SEOUL, Dec. 14 (Korea Bizwire) — Gold funds in South Korea have fared poorly over the past months ahead of a U.S. interest rate decision, a market tracker said Thursday.
Those funds chalked up an average return of minus 11.6 percent over the three months to Tuesday, the worst performer among local investment funds worth 1 billion won (US$920,000) or more, according to financial information provider FnGuide.
Comparable yields were minus 5.6 percent for stock funds, minus 3.3 percent for funds investing in farm products and minus 2.7 percent for commodity funds.
According to a separate survey by fund evaluator KG Zeroin, nine gold funds in South Korea registered an average return of minus 11.5 percent during the cited period.
The yield was dwarfed by 4.1 percent for overseas stock investment funds and 0.2 percent for commodity funds.
The dismal performance of the gold funds was attributed to falling demand for the yellow metal amid expectations the U.S. Fed would jack up its benchmark interest rate at this week’s policy meeting.
According to the Korea Exchange, the price of gold closed at $1,244.16 per ounce Wednesday, down 6.6 percent from three months earlier.

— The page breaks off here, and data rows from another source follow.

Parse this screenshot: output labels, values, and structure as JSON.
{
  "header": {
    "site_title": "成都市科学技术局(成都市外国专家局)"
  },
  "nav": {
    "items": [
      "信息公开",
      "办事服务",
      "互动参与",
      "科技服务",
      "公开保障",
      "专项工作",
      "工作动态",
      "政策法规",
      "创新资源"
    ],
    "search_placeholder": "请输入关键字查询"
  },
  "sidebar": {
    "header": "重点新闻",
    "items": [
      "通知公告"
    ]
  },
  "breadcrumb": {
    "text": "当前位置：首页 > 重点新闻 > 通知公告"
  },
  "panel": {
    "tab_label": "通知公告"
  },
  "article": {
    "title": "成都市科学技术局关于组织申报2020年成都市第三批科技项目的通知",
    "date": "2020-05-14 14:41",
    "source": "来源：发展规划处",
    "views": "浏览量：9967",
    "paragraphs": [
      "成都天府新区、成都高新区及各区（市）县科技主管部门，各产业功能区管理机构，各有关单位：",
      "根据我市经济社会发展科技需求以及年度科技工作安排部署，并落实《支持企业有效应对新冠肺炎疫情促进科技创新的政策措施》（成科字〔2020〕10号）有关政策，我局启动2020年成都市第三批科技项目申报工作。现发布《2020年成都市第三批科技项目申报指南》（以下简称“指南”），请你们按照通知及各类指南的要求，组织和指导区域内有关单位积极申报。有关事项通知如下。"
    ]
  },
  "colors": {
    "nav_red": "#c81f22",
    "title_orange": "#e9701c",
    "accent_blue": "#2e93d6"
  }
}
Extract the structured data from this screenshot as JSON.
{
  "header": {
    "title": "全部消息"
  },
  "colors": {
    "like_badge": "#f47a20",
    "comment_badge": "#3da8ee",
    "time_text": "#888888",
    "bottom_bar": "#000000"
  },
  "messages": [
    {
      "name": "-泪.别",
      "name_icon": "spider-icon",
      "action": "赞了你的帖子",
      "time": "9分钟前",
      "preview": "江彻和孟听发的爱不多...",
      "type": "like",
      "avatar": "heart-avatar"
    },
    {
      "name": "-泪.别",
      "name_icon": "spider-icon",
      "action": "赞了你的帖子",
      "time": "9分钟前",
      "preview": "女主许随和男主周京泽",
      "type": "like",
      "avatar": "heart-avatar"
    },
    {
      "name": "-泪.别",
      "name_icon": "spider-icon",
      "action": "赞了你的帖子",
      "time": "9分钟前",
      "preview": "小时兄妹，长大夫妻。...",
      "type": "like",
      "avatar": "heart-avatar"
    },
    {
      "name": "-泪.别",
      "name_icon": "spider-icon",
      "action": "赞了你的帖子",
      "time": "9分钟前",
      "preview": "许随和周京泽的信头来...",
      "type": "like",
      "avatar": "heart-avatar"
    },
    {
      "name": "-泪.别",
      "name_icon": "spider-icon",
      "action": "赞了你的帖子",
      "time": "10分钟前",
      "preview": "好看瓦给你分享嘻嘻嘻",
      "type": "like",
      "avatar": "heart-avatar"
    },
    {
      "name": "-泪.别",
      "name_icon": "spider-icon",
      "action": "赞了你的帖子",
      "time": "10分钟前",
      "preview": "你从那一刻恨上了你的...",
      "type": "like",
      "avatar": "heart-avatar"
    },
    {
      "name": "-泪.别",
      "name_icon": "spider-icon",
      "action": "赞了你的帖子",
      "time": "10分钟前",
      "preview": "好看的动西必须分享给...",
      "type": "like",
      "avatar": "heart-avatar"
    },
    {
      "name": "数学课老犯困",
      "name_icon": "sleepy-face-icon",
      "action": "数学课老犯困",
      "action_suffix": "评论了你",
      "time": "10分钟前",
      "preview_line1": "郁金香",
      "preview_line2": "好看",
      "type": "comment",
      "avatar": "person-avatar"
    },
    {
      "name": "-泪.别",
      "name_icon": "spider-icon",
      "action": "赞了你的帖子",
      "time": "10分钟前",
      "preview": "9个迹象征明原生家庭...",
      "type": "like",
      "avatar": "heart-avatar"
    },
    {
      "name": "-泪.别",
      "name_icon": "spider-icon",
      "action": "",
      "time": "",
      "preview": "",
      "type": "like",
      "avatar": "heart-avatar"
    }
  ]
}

Market watchers said demand for risky assets had been strong on the passage of a U.S. tax reform bill and a brisk American economy, sapping investor appetite for safety.
“Gold prices fell and gold funds fared ill due to hopes for a U.S. rate hike and the bullish stock market, though some watchers said sky-high bitcoin prices were responsible,” said Oh Eun-soo, an analyst at KB Securities.